By Max Maddison, Penry Buckley and Perry Duffin
Premier Chris Minns has called for the scale of the “massive” federal excise on tobacco to be reconsidered in light of the proliferation of illegal sales in NSW, saying that engaging police to investigate black-market cigarettes would ultimately come at the cost of dealing with other crimes.
As Minns flagged shifting responsibility for regulation from NSW Health to NSW Police to deal with black-market tobacco, he said the approach would involve repurposing officers working on domestic violence cases and major organised crime networks and “send them off into tobacco regulation”.
Premier Chris Minns has called for the “massive” federal excise on tobacco sales to be weighed up in light of the proliferation of black-market cigarettes.Credit: Sitthixay Ditthavong
“The current situation is intolerable, so I think the truth of the matter is something’s gone wrong here. We’ve got to either allocate police resources to confronting illegal tobacco sales, or we should have a commonsense look at the massive excise,” he said on Monday morning.
“The evidence is in: the massive excise increase to tobacco has meant that people have not stopped smoking. They’ve just transferred their sales into illegal tobacco sales, which I don’t think is helping NSW or any other state.”
One senior police source said they were concerned the state government would announce on Tuesday morning that police would be required to take on greater responsibility for the tobacco black market.
The influx of black-market cigarettes has provided a financial boon for organised crime gangs. The Australian Border Force estimates they control about three-quarters of the trade, generating significant profits. Last month, the Herald reported there were about 60 tobacconists for every McDonald’s restaurant.

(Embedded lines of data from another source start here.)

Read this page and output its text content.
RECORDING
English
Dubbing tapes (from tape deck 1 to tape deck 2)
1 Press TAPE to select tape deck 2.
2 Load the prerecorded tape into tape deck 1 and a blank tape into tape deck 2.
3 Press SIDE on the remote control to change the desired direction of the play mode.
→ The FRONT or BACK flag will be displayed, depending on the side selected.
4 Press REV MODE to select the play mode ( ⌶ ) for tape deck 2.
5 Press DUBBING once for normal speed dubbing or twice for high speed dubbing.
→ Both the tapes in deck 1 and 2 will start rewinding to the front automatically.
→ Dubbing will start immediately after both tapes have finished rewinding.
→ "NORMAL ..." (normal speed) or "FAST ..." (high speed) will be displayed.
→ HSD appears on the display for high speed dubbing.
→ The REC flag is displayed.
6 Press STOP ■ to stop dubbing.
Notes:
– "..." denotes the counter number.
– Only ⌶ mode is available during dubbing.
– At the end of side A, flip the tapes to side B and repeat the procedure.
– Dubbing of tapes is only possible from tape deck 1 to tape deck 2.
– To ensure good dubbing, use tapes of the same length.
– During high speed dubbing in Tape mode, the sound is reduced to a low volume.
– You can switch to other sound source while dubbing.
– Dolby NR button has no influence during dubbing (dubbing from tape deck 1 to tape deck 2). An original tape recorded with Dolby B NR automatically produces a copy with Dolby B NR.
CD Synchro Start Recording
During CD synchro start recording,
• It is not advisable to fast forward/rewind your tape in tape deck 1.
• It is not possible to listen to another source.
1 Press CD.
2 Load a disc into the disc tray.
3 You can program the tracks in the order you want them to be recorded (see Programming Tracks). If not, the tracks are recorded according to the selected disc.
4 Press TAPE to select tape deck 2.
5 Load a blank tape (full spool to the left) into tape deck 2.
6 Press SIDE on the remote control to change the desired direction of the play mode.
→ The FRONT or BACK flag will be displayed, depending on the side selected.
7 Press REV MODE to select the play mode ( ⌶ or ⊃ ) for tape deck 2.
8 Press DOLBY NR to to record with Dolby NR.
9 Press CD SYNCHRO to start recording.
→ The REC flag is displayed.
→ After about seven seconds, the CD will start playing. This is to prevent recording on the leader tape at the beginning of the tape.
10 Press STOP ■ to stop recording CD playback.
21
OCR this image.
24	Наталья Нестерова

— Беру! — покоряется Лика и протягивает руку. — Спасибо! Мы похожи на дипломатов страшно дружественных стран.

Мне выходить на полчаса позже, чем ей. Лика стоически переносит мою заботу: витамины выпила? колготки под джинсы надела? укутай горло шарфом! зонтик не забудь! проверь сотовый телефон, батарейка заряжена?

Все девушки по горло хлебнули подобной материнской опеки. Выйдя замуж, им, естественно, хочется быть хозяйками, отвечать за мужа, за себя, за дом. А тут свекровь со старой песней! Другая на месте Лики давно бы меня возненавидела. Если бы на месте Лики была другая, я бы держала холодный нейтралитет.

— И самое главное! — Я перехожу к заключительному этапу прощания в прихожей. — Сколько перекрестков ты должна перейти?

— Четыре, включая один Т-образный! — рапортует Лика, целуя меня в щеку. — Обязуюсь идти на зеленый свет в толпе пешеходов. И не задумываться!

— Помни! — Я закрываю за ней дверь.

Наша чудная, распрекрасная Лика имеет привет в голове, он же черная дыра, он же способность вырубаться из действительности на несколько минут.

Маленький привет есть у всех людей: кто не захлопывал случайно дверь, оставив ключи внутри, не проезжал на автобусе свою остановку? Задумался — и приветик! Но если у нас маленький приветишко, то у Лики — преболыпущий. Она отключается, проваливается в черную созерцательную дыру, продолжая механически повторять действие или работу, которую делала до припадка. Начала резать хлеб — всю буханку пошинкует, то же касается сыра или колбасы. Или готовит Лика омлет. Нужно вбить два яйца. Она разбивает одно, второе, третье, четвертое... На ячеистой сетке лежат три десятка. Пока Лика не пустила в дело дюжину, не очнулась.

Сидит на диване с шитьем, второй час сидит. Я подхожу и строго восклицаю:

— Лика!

The excise duty comprises more than two-thirds of the retail price of a packet of cigarettes. The tax has provided a major, although shrinking, stream of revenue for the federal government, falling from $16.3 billion in 2019-20 to an estimated $7.1 billion in the next financial year.
Minns said he was not advocating that the excise be reduced to zero but that he instead sought a “more elemental look” at the policy settings around domestic tobacco sales.
“I’m completely in support of the public health messaging, but you’d be crazy to just turn a blind eye to the proliferation of illegal tobacco sales,” he said.
“The biggest supporters of the massive excise on tobacco sales in NSW are probably organised criminals because it’s created a black market that they can exploit on every street in every suburb.”
Federal Treasurer Jim Chalmers said the excise was an “important public health measure” that encouraged people to quit smoking. The fall in revenue was attributable to lower smoking rates and the “significant problem of illegal tobacco”, he said.
“We are working with NSW and the other states and territories when it comes to the enforcement challenge with illegal tobacco,” he said.
NSW Opposition Leader Mark Speakman said a monumental reduction in the excise would be required to have any impact on the black market, accusing the premier of “blame shifting” and failing to provide adequate resources to tackle illegal tobacco.
Simon Chapman, emeritus professor in public health at the University of Sydney, rejected the calls to lower the tobacco excise, saying duties would have to be removed entirely to make legal tobacco competitive with the black market.
“Illegal cigarettes are selling for about $15 a pack, sometimes even lower, and legal cigarettes ... are selling from anything upward of $40 a pack,” Chapman said. “Smoking rates are the lowest that they have ever been. Doing anything to make them more accessible would really be folly.”
FTI Consulting’s industry-commissioned report Illicit Tobacco in Australia found 40 per cent of Australian tobacco consumption was illicit in 2024, a 28.6 per cent increase from the year prior.
Responsibility for enforcing the state’s tobacco regulatory regime lies with NSW Health. Despite significant seizures, the arrangement has faced criticism, given the explosion of tobacconists selling illegal products.
Minns said he wanted the Health Department “running hospitals, not conducting criminal investigations”. But that raised the matter of whether NSW police officers would be required to investigate at the expense of other major crimes.
University of Sydney taxation lecturer Fei Gao said the excise system was “not working very well” and that, since March last year, each imported cigarette carried a tax of $1.40.
But Gao said lowering the excise might have a perverse public health outcome, as there was a correlation between the price of legal and black-market cigarettes, and high prices “ultimately discourages smoking”.
Cancer Council tobacco issues committee chair Alecia Brooks said the high price of tobacco was the biggest single reason smokers reported for quitting. Brooks said the size of the illegal tobacco market had been “greatly exaggerated ... by retailers and industry players who fear losing control of the market”.
“[Illicit sales] estimates from the Australian Taxation Office and independent sources have been much lower than tobacco industry figures reported,” she said.